Oh Yes Net Zero Campaign
- A quarter of respondents have heard or seen something about the local Oh Yes Net Zero campaign.
- Analysis suggests that the majority of these respondents are employees of Reckitts and the University of Hull (who spearheaded the campaign) and that visibility of the campaign beyond these organisations was significantly lower.
Travel to Work
- Over half of respondents travel to work – with the majority working in the same place each day at a fixed office / location.
- Of these, over half travel by car; almost entirely as a solo driver with no passengers.
- Car users choose this method of travel for its speed, practically and convenience whilst respondents who use other methods place greater emphasis on health / fitness reasons, environmental reasons and cost.
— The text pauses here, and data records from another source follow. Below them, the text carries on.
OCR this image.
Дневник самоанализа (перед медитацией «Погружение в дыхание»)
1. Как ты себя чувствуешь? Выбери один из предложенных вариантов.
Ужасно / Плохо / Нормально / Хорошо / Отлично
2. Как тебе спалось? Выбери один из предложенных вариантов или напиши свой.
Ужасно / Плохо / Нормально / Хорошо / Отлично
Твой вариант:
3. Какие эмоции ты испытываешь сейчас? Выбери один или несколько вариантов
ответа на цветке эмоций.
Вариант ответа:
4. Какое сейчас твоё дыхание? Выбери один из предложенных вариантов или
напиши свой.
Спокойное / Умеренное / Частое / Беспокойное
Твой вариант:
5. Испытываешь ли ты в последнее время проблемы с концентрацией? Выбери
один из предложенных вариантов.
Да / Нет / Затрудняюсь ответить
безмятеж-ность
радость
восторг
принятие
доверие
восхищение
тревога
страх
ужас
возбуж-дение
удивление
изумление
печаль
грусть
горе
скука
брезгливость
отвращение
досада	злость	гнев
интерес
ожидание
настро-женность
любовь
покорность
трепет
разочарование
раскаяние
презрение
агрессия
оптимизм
- Most journeys to work are linear (e.g. directly there and back) and over half are under 3 miles; although car users tend to make longer and more non-linear journeys.
- Car users and those taking non-linear journeys are more likely to find it difficult to switch to alternative methods of transport.
- Segment C (Young Families in Public Rented Houses in Deprived Areas) are most likely to take non-linear journeys to work.
- Those who do travel to work are high car / van users – relying on a car for speed and practically, needing to drop off and collect children when travelling to and from work, and working in locations far from their home which they say are poorly served by public transport.
Travel to School / College
- A tenth of respondents have children / grand children who are driven to school or college.
- The significant majority of these journeys are under 3 miles.
- The reasons for driving children / grand children to school / college focus on speed / convenience and the lack of alternatives / unreliability of public transport.
- Only a small percentage of respondents who drive their children / grandchildren to school or college are aware of the school / college having any initiatives to encourage children to travel differently.